1° - Pourquoi choisir une société en ligne d'aide à l'autoédition ? Moindre coût de fabrication pour
l'auteur, vitrine plus ou moins gratuite bien pratique pour faire sa promo, tarifs préférentiels pour une commande en quantité, nombreux formats proposés pour certaines de ces sociétés, des
collections qui permettent de mieux positionner son livre chez d'autres. Bref, que des avantages pour qui veut tester son travail de jeune auteur illustrateur sans trop s'engager
financièrement.
2° - Pourquoi éviter d'avoir recours à des sociétés en ligne d'aide à l'autoédition ? Pratiquement pour les même raisons : les coûts de fabrication sont répercutés sur le prix de vente (ou commission) qui ont des minimums imposés, tout peut vite sembler trop formaté notamment les formats et les collections, enfin, il n'y a pas de relecture-correction du texte ni de vérification de la maquette envoyée sauf si vous payez votre demande, parfois un peu cher.
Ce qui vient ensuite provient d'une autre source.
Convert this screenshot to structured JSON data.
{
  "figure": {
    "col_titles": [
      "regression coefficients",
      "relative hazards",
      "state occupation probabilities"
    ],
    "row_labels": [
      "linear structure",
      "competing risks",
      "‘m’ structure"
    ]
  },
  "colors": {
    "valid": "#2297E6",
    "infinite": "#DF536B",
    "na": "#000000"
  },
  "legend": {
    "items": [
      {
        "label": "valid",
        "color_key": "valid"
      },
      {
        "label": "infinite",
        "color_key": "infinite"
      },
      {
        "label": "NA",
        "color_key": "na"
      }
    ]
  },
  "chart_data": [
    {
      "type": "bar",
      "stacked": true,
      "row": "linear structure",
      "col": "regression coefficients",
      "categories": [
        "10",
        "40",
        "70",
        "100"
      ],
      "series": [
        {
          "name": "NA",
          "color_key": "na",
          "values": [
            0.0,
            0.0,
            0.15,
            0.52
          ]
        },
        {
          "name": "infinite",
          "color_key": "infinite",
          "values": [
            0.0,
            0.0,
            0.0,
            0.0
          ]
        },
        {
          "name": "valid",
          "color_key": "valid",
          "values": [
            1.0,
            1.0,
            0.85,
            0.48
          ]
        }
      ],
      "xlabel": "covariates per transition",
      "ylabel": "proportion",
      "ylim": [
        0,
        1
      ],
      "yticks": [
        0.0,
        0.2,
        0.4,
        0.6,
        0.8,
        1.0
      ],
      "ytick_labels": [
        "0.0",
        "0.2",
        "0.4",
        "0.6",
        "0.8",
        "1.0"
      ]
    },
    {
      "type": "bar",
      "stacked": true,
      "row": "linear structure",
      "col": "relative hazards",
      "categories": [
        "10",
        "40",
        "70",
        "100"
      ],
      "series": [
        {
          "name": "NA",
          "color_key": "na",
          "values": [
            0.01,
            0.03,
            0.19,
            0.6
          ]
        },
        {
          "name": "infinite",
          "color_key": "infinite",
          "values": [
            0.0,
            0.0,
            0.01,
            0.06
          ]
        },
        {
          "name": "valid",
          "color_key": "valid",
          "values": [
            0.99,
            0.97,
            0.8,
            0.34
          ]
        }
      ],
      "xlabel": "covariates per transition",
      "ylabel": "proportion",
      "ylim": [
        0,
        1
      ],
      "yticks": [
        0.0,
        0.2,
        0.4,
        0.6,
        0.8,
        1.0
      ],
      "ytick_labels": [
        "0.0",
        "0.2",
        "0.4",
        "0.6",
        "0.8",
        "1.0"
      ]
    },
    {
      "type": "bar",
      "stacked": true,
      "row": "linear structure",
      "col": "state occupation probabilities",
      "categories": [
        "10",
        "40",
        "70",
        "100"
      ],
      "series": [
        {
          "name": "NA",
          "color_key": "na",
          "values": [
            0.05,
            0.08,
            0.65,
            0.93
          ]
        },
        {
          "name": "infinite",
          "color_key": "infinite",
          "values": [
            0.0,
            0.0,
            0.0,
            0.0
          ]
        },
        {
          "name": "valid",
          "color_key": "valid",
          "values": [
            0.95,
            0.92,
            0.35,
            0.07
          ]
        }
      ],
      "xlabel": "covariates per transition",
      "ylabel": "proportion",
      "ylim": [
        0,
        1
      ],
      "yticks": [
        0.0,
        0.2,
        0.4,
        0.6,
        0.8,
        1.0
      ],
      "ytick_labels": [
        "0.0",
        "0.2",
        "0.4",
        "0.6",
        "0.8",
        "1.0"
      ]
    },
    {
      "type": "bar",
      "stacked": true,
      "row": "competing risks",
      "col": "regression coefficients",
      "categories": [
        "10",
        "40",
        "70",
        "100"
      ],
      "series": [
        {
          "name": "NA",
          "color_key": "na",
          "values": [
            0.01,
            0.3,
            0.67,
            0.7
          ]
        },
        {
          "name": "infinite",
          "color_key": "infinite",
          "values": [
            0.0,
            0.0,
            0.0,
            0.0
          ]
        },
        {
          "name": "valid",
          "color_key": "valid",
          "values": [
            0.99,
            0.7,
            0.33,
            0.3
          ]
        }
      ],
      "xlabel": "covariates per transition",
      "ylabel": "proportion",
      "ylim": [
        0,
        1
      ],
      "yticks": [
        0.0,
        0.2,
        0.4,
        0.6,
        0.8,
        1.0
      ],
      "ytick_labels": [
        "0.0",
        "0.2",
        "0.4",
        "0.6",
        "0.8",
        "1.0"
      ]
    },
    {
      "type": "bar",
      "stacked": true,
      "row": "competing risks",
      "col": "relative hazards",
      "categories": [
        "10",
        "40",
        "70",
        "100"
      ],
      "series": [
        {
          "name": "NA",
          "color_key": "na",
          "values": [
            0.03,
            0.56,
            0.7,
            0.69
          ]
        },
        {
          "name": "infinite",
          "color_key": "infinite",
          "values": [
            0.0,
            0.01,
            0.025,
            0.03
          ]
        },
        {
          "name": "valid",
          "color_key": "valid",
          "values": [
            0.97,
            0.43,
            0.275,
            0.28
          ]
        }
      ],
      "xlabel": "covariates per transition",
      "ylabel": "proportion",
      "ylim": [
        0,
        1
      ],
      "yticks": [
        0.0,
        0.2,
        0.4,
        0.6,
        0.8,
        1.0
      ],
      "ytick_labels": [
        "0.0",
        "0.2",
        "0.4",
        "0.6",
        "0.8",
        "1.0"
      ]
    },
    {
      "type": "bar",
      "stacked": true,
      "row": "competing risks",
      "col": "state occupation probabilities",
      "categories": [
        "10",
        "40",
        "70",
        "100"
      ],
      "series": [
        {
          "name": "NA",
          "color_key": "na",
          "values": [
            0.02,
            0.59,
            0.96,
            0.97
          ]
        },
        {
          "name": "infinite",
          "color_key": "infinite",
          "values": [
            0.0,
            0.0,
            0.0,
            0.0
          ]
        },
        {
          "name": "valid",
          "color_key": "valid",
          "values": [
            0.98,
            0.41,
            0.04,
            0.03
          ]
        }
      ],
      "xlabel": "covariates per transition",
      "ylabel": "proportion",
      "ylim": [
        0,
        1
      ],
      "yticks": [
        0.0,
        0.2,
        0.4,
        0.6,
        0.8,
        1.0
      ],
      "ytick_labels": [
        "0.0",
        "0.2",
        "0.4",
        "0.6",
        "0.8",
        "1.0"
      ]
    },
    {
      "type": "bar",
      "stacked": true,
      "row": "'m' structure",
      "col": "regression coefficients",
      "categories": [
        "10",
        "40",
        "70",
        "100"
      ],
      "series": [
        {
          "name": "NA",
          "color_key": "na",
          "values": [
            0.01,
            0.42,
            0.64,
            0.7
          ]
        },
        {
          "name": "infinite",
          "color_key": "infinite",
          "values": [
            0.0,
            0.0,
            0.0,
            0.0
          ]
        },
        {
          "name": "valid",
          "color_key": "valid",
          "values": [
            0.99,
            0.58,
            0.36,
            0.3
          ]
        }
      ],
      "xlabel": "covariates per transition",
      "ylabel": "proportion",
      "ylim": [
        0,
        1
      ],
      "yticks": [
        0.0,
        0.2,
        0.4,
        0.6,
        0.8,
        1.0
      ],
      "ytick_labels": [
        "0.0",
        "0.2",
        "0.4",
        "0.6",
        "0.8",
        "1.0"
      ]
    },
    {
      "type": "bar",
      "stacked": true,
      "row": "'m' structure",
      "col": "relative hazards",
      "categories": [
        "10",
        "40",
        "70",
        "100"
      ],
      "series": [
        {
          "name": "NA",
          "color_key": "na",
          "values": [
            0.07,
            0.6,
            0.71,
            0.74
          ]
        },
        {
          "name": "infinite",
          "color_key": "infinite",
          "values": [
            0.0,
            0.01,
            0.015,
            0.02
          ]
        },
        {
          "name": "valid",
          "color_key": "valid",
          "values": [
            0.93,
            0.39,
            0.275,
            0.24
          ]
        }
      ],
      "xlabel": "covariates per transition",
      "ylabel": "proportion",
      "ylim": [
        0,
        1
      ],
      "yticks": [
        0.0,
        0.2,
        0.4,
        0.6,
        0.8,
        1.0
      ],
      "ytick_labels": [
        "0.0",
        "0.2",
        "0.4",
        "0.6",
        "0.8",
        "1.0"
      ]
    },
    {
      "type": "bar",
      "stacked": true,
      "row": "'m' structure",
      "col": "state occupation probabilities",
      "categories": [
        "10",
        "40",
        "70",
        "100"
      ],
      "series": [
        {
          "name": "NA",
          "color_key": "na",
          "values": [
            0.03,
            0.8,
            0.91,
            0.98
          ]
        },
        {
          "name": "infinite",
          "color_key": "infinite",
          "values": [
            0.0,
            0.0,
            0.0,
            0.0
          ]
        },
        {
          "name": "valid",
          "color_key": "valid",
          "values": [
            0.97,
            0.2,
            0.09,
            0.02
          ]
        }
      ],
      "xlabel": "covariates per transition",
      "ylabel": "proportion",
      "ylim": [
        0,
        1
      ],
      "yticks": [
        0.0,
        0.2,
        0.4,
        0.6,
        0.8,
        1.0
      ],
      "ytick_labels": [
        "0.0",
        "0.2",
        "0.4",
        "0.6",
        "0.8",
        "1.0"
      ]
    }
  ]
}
Je dirai que tout dépend de la société qu'on sélectionne, de sa "réputation" et de son degré de savoir-faire. Pour ma part, j'ai choisi la mienne parmi cinq, pour la simplicité de son fonctionnement... en apparence.
Un problème récurrent : les bords perdus.
La première impression de mon livre fut décevante car décalée ; la seconde pire : la reliure était
collée de travers, les bords perdus2
de guingois. Ce contretemps digéré, je refis complètement ma maquette, en portant un soin particulier à ces fameux bords perdus, afin
de repartir, toujours avec la même société, sur de meilleures bases : le livre sera plus petit, avec un peu moins de pages, des illustrations et des textes retouchés, enfin,
une mise en page plus soignée. J'étais toujours motivée par ce projet.
J'avoue cependant que, face au Colissimo de La poste contenant la deuxième mouture de mon projet remanié, j'étais franchement anxieuse. J'eus malheureusement raison de ne pas me montrer d'avance trop enthousiaste. La couverture fort jolie s'ouvrait sur une reliure dos carré-collé3 faite à la va-vite au point que le livre ouvert, des pages se détachaient déjà et on voyait encore les traits de coupe 4 sur des pages massicotées à la serpe !... Dommage.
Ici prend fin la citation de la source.